Heatwaves will make regions uninhabitable within decades: UN, Red Cross

Heatwaves will become so extreme in certain regions of the world within decades that human life there will be unsustainable, the United Nations and the Red Cross said Monday.

Heatwaves are predicted to “exceed human physiological and social limits” in the Sahel, the Horn of Africa and south and southwest Asia, with extreme events triggering “large-scale suffering and loss of life”, the organizations said.

Heatwave catastrophes this year in countries like Somalia and Pakistan foreshadow a future with deadlier, more frequent, and more intense heat-related humanitarian emergencies, they warned in a joint report.

The UN’s Office for the Coordination of Humanitarian Affairs (OCHA) and the International Federation of Red Cross and Red Crescent Societies (IFRC) released the report in advance of next month’s COP27 climate change summit in Egypt.

“We don’t want to dramatize it, but clearly the data shows that it does lead towards a very bleak future,” said IFRC secretary-general Jagan Chapagain.

“On current trajectories, heatwaves could meet and exceed these physiological and social limits in the coming decades, including in regions such as the Sahel and south and southwest Asia.”

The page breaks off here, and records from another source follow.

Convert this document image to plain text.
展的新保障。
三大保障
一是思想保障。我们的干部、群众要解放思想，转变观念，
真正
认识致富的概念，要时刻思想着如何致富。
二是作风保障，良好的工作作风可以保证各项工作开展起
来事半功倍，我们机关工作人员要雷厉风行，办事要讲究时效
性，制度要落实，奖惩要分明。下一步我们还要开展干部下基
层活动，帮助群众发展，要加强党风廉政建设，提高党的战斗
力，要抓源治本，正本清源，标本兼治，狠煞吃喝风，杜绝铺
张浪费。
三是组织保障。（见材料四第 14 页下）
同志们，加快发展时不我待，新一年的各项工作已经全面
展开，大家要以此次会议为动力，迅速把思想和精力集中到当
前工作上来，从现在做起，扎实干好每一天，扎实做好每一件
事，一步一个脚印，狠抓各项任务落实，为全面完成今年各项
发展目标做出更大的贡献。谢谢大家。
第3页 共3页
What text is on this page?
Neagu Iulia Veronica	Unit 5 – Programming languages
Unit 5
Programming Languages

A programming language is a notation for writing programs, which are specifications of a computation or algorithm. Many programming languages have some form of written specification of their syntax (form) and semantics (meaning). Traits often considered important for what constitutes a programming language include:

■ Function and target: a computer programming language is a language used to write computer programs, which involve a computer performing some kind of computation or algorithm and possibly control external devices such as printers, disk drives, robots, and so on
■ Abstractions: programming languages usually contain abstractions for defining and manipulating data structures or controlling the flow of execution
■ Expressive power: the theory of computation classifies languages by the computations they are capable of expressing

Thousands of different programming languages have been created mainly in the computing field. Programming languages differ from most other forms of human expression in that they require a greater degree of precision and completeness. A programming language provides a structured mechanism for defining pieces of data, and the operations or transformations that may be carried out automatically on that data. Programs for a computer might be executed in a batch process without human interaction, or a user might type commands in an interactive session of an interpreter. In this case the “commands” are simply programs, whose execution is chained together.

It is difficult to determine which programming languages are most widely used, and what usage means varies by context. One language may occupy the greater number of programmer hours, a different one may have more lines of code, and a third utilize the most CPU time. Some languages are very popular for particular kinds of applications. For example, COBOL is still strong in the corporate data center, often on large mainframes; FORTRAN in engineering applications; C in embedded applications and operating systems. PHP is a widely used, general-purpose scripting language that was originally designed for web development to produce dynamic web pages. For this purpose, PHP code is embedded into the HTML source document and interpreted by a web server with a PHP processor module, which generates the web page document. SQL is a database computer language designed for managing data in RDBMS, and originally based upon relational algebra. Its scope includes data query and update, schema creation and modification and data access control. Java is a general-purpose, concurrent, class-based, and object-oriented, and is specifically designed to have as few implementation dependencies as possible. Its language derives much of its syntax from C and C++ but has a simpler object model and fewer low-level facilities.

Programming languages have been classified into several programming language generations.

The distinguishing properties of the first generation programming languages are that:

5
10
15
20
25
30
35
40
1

According to a study cited by the report, the number of poor people living in extreme heat conditions in urban areas will jump by 700% by 2050, particularly in west Africa and southeast Asia.

“Projected future death rates from extreme heat are staggeringly high—comparable in magnitude by the end of the century to all cancers or all infectious diseases—and staggeringly unequal,” the report said.

If emissions of the greenhouse gases which cause climate change are not aggressively reduced, the world will face “previously unimaginable levels of extreme heat”.